学习哪些特征很重要：罗伯塔（Roberta）偏爱语言概括（最终）

论文标题

学习哪些特征很重要：罗伯塔（Roberta）偏爱语言概括（最终）

Learning Which Features Matter: RoBERTa Acquires a Preference for Linguistic Generalizations (Eventually)

论文作者

Warstadt, Alex, Zhang, Yian, Li, Haau-Sing, Liu, Haokun, Bowman, Samuel R.

论文摘要

仔细研究自我监督的语言任务的原因之一是，它教授有助于语言理解的模型功能。

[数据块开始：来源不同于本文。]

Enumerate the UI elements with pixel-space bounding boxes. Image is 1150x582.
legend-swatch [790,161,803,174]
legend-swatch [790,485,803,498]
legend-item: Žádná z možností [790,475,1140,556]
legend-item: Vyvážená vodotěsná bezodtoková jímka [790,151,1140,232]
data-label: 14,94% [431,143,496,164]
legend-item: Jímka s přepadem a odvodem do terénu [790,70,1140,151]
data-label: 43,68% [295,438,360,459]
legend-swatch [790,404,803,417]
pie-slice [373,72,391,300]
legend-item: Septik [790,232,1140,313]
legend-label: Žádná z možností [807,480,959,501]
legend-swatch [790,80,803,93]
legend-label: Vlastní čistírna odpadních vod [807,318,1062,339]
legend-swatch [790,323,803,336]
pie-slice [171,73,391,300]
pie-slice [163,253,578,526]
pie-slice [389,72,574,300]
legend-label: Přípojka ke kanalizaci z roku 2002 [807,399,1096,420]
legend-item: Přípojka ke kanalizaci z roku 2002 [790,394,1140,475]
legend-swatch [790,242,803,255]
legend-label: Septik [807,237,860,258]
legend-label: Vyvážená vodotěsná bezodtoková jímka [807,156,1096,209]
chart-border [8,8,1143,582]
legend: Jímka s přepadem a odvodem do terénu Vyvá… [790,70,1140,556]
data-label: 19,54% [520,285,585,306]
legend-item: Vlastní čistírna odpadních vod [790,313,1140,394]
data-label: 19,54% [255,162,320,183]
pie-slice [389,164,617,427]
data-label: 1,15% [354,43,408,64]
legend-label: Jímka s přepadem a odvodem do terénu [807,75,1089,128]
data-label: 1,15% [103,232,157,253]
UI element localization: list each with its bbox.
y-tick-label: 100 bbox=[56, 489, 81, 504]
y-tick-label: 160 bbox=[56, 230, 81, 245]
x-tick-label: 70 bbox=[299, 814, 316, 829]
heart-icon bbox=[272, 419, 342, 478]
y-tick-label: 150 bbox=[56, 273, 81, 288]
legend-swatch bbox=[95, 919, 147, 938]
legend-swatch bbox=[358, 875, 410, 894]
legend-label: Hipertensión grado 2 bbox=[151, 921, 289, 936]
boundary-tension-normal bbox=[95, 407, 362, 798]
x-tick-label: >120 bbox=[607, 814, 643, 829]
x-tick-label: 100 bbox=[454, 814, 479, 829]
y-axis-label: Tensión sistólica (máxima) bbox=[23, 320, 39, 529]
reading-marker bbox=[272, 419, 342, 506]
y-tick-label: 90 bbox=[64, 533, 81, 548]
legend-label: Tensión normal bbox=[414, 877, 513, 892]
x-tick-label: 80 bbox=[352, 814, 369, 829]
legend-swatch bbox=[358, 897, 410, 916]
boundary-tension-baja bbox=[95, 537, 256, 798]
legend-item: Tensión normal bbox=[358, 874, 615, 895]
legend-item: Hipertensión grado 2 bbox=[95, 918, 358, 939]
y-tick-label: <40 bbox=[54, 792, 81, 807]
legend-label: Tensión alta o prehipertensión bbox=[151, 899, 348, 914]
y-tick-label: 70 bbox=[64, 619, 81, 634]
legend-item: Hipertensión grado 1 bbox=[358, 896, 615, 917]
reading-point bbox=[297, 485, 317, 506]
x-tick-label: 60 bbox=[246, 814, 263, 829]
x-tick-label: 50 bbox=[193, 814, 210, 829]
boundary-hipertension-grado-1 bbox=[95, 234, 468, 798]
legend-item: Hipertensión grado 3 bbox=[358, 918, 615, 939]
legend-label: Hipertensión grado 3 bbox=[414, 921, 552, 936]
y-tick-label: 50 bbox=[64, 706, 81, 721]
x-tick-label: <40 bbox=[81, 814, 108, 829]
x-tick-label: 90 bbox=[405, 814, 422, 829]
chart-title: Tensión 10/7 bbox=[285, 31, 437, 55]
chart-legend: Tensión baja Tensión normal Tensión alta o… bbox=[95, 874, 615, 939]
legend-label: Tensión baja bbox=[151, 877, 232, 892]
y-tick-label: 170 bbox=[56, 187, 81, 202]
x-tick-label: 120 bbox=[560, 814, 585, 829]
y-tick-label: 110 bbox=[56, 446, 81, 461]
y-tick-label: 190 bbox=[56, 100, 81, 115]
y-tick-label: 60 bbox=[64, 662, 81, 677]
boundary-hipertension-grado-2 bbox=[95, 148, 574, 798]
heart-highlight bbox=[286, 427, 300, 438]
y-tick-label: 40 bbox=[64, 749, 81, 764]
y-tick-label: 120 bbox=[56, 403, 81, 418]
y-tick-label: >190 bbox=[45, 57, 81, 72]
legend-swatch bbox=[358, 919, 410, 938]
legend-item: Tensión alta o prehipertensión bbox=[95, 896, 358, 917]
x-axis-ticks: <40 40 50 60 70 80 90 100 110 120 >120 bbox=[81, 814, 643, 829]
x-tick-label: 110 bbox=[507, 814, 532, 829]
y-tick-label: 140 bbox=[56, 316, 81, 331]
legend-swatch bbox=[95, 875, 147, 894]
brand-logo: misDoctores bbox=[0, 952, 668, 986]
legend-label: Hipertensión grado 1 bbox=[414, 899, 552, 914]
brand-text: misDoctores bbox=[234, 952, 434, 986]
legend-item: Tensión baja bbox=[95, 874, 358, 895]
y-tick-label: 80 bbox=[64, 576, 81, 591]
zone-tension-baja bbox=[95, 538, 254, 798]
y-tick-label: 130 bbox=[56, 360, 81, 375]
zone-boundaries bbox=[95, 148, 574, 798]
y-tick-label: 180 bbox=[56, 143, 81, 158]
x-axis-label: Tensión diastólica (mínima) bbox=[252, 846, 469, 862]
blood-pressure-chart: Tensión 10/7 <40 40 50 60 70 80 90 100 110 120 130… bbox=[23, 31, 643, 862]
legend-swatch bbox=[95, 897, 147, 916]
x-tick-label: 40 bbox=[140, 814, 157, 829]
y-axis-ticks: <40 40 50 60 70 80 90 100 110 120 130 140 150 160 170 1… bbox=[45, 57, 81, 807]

但是，我们希望经过审计的模型不仅要学习以表示语言特征，而且还希望在微调期间优先使用这些功能。考虑到这个目标，我们引入了一个名为MSGS（混合信号概括集）的新的英语诊断集，该集由20个模棱两可的二进制分类任务组成，我们用来测试预验证的模型在微调过程中是否更喜欢语言或表面概括。我们从头开始将罗伯塔（Roberta）的模型从100万到1b单词不等的数据数量中验证，并将其在MSG上的性能与公开可用的Roberta-Base进行比较。我们发现，模型可以学会在几乎没有预处理数据的情况下学会表示语言特征，但是需要更多的数据来学会更喜欢语言概括而不是表面概括。最终，有了大约30b的数据，Roberta-base确实表现出具有一些规律性的语言偏见。我们得出的结论是，虽然自我监督的预处理是学习有用的归纳偏见的有效方法，但仍有可能提高模型学习哪些功能的速率的空间。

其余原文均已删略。